Technology
'Reverse Turing test' asks AI agents to spot a human imposter — you'll never guess how they figure it out
Five artificial intelligence (AI) models, one each adopting the role of Aristotle, Mozart, Leonardo da Vinci, Cleopatra and Genghis Khan, are sitting inside the compartment of a moving train. But one is secretly human, and it's their collective task to guess the imposter.
That's the setup of a viral video that pitted a range of AI programs against a human player in a "reverse Turing test." The AI won handily, but how much can it teach us about human and machine intelligence?
The Turing test, first suggested by computer scientist Alan Turing in 1950 as the "imitation game," is a method for judging a machine's ability to show intelligent behavior that's indistinguishable from a human's. No AI model is widely recognized as having passed the test, although scientists recently claimed GPT-4 has in a preprint study.
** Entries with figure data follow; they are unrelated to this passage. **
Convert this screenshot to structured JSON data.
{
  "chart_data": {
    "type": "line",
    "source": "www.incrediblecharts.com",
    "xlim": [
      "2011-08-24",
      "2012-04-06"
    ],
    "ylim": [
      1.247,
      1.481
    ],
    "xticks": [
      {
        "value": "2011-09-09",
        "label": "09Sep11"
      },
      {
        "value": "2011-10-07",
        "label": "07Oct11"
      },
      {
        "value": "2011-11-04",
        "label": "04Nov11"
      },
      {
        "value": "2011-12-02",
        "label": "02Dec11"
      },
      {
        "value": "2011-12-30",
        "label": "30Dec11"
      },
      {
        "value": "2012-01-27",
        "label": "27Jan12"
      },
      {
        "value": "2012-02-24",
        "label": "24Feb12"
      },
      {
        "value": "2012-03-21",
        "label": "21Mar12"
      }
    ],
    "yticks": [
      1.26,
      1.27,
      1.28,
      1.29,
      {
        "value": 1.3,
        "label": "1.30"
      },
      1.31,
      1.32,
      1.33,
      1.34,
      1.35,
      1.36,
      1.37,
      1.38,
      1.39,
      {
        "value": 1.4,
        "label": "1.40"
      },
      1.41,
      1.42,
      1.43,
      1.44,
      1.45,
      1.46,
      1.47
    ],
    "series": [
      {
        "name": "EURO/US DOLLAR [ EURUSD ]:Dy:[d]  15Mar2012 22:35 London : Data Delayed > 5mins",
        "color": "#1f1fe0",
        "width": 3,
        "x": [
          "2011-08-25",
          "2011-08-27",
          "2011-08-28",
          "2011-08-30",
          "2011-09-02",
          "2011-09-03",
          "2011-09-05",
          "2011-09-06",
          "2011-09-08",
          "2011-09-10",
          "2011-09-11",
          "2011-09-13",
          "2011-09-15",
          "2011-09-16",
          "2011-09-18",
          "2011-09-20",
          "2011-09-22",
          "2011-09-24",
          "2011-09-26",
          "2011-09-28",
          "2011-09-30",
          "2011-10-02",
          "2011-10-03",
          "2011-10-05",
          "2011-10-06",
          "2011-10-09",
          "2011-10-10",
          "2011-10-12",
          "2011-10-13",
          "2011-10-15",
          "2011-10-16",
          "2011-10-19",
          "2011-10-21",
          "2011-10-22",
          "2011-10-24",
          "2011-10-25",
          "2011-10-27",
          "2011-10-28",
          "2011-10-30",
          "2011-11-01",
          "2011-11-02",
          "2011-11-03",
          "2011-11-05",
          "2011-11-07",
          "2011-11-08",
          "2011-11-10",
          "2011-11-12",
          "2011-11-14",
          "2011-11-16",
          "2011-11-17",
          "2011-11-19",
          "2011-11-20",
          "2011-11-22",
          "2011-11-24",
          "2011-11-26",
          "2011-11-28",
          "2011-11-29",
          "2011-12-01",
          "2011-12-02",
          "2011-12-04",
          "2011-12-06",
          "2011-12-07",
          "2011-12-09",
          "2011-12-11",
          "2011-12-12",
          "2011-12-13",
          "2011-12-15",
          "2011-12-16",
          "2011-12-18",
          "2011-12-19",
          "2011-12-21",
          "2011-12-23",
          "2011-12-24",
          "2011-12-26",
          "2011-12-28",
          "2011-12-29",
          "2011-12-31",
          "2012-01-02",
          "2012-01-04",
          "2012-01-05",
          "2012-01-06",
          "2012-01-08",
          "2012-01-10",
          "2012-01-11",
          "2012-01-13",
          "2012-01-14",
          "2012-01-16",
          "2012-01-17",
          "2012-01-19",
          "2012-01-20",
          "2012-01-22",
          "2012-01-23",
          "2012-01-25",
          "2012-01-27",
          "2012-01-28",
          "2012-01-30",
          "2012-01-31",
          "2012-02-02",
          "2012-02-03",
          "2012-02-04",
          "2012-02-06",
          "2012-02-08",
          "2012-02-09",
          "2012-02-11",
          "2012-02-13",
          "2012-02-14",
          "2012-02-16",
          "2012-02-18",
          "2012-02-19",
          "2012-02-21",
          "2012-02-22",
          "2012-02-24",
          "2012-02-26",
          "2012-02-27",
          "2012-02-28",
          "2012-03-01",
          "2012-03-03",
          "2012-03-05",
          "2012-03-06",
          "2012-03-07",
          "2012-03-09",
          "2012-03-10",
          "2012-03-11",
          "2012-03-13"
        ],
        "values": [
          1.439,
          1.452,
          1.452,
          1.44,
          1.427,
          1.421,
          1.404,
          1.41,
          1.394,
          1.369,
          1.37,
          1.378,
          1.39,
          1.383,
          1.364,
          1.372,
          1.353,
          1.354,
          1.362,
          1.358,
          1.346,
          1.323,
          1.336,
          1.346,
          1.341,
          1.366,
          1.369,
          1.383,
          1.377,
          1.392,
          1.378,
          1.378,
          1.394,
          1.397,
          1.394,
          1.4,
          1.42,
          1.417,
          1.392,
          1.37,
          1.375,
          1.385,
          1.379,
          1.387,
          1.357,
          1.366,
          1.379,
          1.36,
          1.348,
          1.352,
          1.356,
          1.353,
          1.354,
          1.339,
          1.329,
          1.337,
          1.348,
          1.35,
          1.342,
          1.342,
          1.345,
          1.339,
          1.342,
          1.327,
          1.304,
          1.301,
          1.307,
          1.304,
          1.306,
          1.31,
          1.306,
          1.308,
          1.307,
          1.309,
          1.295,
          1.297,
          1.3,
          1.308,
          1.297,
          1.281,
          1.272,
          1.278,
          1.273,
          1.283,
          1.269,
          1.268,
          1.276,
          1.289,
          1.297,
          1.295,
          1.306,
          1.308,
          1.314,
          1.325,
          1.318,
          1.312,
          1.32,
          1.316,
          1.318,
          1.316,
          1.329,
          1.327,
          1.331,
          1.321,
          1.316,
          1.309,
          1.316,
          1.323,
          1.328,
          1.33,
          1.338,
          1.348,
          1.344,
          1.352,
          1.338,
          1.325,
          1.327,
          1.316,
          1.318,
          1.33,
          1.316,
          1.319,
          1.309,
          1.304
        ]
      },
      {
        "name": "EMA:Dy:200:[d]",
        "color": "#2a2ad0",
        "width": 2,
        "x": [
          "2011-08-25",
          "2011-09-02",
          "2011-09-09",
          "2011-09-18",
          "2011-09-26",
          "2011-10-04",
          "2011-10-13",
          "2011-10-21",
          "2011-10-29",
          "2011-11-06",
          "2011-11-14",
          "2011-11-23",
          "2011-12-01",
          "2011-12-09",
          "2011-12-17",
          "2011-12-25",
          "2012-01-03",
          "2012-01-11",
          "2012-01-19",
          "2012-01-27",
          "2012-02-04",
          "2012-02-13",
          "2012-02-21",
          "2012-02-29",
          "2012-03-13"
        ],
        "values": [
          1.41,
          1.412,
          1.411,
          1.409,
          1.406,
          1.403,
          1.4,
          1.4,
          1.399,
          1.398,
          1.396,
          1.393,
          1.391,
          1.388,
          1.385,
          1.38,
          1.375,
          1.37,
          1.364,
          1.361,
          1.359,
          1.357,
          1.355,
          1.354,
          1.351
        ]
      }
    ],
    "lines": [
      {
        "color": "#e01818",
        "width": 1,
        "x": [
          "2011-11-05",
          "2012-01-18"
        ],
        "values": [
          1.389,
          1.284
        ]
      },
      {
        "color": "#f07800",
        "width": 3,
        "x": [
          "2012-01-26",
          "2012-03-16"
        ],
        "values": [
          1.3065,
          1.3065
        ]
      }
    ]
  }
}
In this "reverse" Turing test, the chatbots were scripted to proceed in order. Aristotle was played by GPT-4 Turbo, Mozart by Claude-3 Opus, Leonardo da Vinci by Llama 3 and Cleopatra by Gemini Pro. The chatbots asked each other questions and responded as their historical characters. Genghis Khan was played by a human — Tore Knabe, a virtual reality (VR) Game developer, who devised the test.
The AI agents' answers were verbose, clunky musings on art, science and statecraft that would be difficult to imagine emerging unrehearsed from a human mouth.
"What a leader should do is to crush his enemies, see them driven before him, and hear the lamentations of their women," the human interloper responded when asked the true measure of a leader’s strength. The Conan the Barbarian quote was enough, and the machines voted three-to-one that the response "lacked the nuance and strategic thinking" of an AI modeled on Genghis Khan's conquests.